Le dernier hiver du Cid, de Jérôme Garcin
C’était une vedette de l’après-guerre. Gérard Philipe, le jeune prodige du théâtre français, engagé auprès de Jean Vilar, a fait tourner les têtes de bien des jeunes filles des années cinquante. Avec sa silhouette d’éternel jeune homme et sa fougue scénique ou cinématographique, Gérard Philipe demeure une icône. Certains pensent à tort ou à raison que Francis Huster est son fils spirituel. Au diable les comparaisons, Gérard Philipe est un cas dans le théâtre comme il y en eut à foison au cours de cette période. Malgré tout, son cas relève maintenant de la mythologie.

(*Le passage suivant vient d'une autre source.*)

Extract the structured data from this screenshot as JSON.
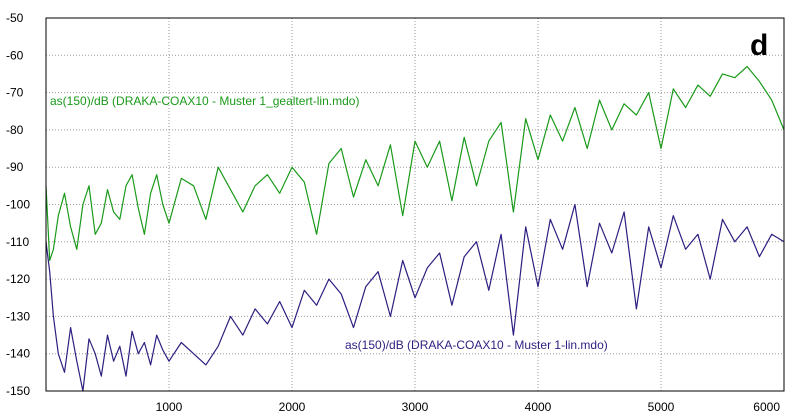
{
  "chart_data": {
    "type": "line",
    "title": "",
    "panel_label": "d",
    "xlabel": "",
    "ylabel": "",
    "xlim": [
      0,
      6000
    ],
    "ylim": [
      -150,
      -50
    ],
    "grid": true,
    "x_ticks": [
      1000,
      2000,
      3000,
      4000,
      5000,
      6000
    ],
    "y_ticks": [
      -50,
      -60,
      -70,
      -80,
      -90,
      -100,
      -110,
      -120,
      -130,
      -140,
      -150
    ],
    "series": [
      {
        "name": "as(150)/dB (DRAKA-COAX10  - Muster 1_gealtert-lin.mdo)",
        "color": "#1a9a1a",
        "x": [
          0,
          30,
          60,
          100,
          150,
          200,
          250,
          300,
          350,
          400,
          450,
          500,
          550,
          600,
          650,
          700,
          750,
          800,
          850,
          900,
          950,
          1000,
          1100,
          1200,
          1300,
          1400,
          1500,
          1600,
          1700,
          1800,
          1900,
          2000,
          2100,
          2200,
          2300,
          2400,
          2500,
          2600,
          2700,
          2800,
          2900,
          3000,
          3100,
          3200,
          3300,
          3400,
          3500,
          3600,
          3700,
          3800,
          3900,
          4000,
          4100,
          4200,
          4300,
          4400,
          4500,
          4600,
          4700,
          4800,
          4900,
          5000,
          5100,
          5200,
          5300,
          5400,
          5500,
          5600,
          5700,
          5800,
          5900,
          6000
        ],
        "y": [
          -95,
          -115,
          -112,
          -103,
          -97,
          -106,
          -112,
          -100,
          -95,
          -108,
          -105,
          -96,
          -102,
          -104,
          -95,
          -92,
          -101,
          -108,
          -97,
          -92,
          -100,
          -105,
          -93,
          -95,
          -104,
          -90,
          -96,
          -102,
          -95,
          -92,
          -97,
          -90,
          -94,
          -108,
          -89,
          -85,
          -98,
          -88,
          -95,
          -84,
          -103,
          -83,
          -90,
          -83,
          -99,
          -82,
          -95,
          -83,
          -78,
          -102,
          -77,
          -88,
          -76,
          -83,
          -74,
          -85,
          -72,
          -80,
          -73,
          -76,
          -70,
          -85,
          -69,
          -74,
          -68,
          -71,
          -65,
          -66,
          -63,
          -67,
          -72,
          -80
        ]
      },
      {
        "name": "as(150)/dB (DRAKA-COAX10  - Muster 1-lin.mdo)",
        "color": "#2b1f80",
        "x": [
          0,
          30,
          60,
          100,
          150,
          200,
          250,
          300,
          350,
          400,
          450,
          500,
          550,
          600,
          650,
          700,
          750,
          800,
          850,
          900,
          950,
          1000,
          1100,
          1200,
          1300,
          1400,
          1500,
          1600,
          1700,
          1800,
          1900,
          2000,
          2100,
          2200,
          2300,
          2400,
          2500,
          2600,
          2700,
          2800,
          2900,
          3000,
          3100,
          3200,
          3300,
          3400,
          3500,
          3600,
          3700,
          3800,
          3900,
          4000,
          4100,
          4200,
          4300,
          4400,
          4500,
          4600,
          4700,
          4800,
          4900,
          5000,
          5100,
          5200,
          5300,
          5400,
          5500,
          5600,
          5700,
          5800,
          5900,
          6000
        ],
        "y": [
          -110,
          -118,
          -130,
          -140,
          -145,
          -133,
          -142,
          -150,
          -136,
          -140,
          -146,
          -135,
          -142,
          -138,
          -146,
          -134,
          -140,
          -137,
          -143,
          -135,
          -139,
          -142,
          -137,
          -140,
          -143,
          -138,
          -130,
          -135,
          -128,
          -132,
          -126,
          -133,
          -123,
          -127,
          -120,
          -124,
          -133,
          -122,
          -118,
          -130,
          -115,
          -125,
          -117,
          -113,
          -127,
          -114,
          -110,
          -123,
          -108,
          -135,
          -106,
          -122,
          -104,
          -112,
          -100,
          -122,
          -105,
          -113,
          -102,
          -128,
          -106,
          -117,
          -103,
          -112,
          -108,
          -120,
          -104,
          -110,
          -106,
          -114,
          -108,
          -110
        ]
      }
    ]
  }
}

Gérard Philipe est mort le 25 novembre 1959 alors que la vie, les projets et le succès s’offraient à lui. Avec méthodologie, Jérôme Garcin a pris place dans la machine à remonter le temps pour nous parler des derniers jours du Cid. N’y voyez rien de macabre ou de funeste dans cette entreprise au jour le jour. Jérôme Garcin évoque les derniers mois d’un homme, dont l’impressionnante vitalité est ralentie par l’implacable maladie qui n’a pas encore de nom. De Ramatuelle, son lieu de villégiature, à la rue de Tournon à Paris, en passant par la clinique, on suit pas à pas Gérard Philipe et ses proches dont sa femme Anne, qui fera tout pour qu’il ne connaisse pas l’étendue de la maladie et une fin toute proche.

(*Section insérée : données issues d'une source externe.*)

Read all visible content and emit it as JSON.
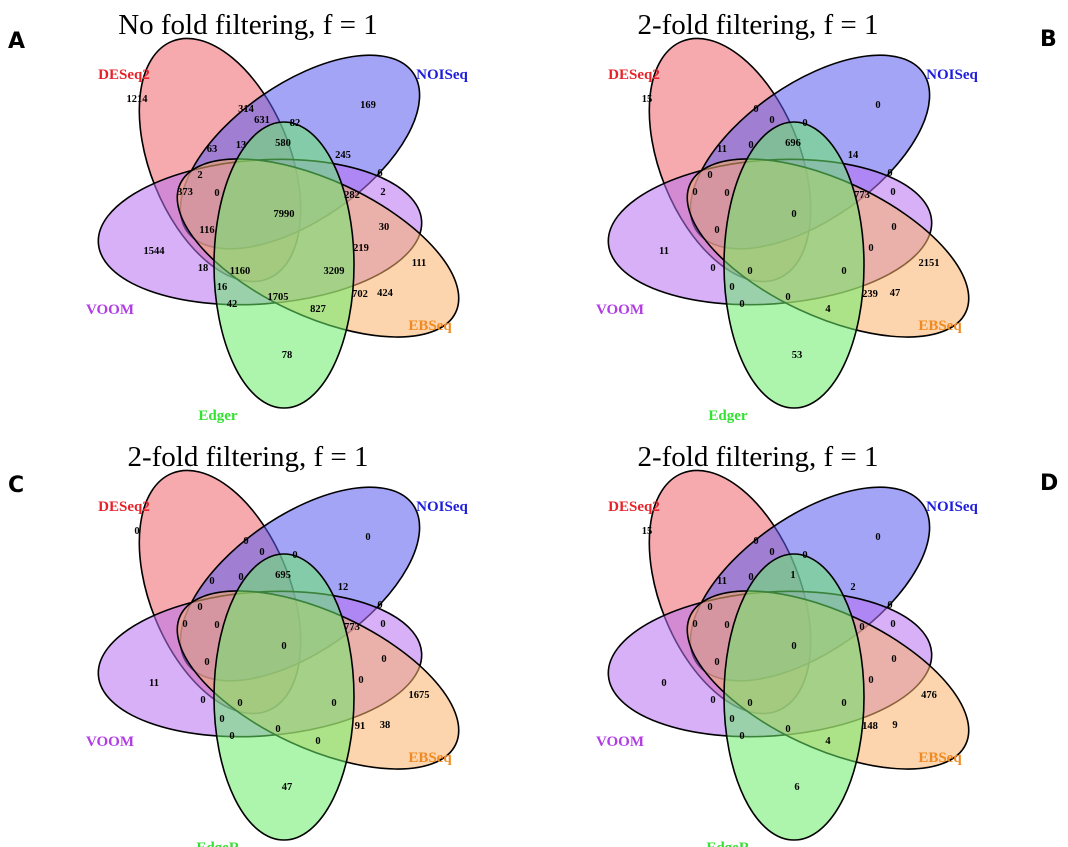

L’opération à la clinique Violet ne laisse aucun doute. Gérard Philipe, dont l’état se détériore, n’en a plus que pour quelques jours, voire quelques semaines. Le cancer avancé du foie ne laisse aucune chance de rémission. C’est toute une stratégie qui se met en place autour du comédien pour que ce dernier continue de vivre en s’abreuvant de projets. Au hasard des pages, on rencontre les amis d’Anne et de Gérard Philippe qui le suivront jusqu’à la tombe. Et puis il y a cet hommage de Jean Vilar, si vrai : « La mort a frappé haut. Elle a fauché celui-là même qui, pour nos filles et nos garçons, pour nos enfants, pour nous-mêmes, exprimait la jeunesse. Il reste à jamais gravé dans nos mémoires. Travailleur acharné, travailleur secret, travailleur méthodique, il se méfiait cependant de ses dons, qui pourtant étaient ceux de la grâce. Il reste l’un des plus purs visages de notre profession. »
Pascal Hébert
Le dernier hiver du Cid, de Jérôme Garcin, éditions Gallimard, 198 pages (17,50 €).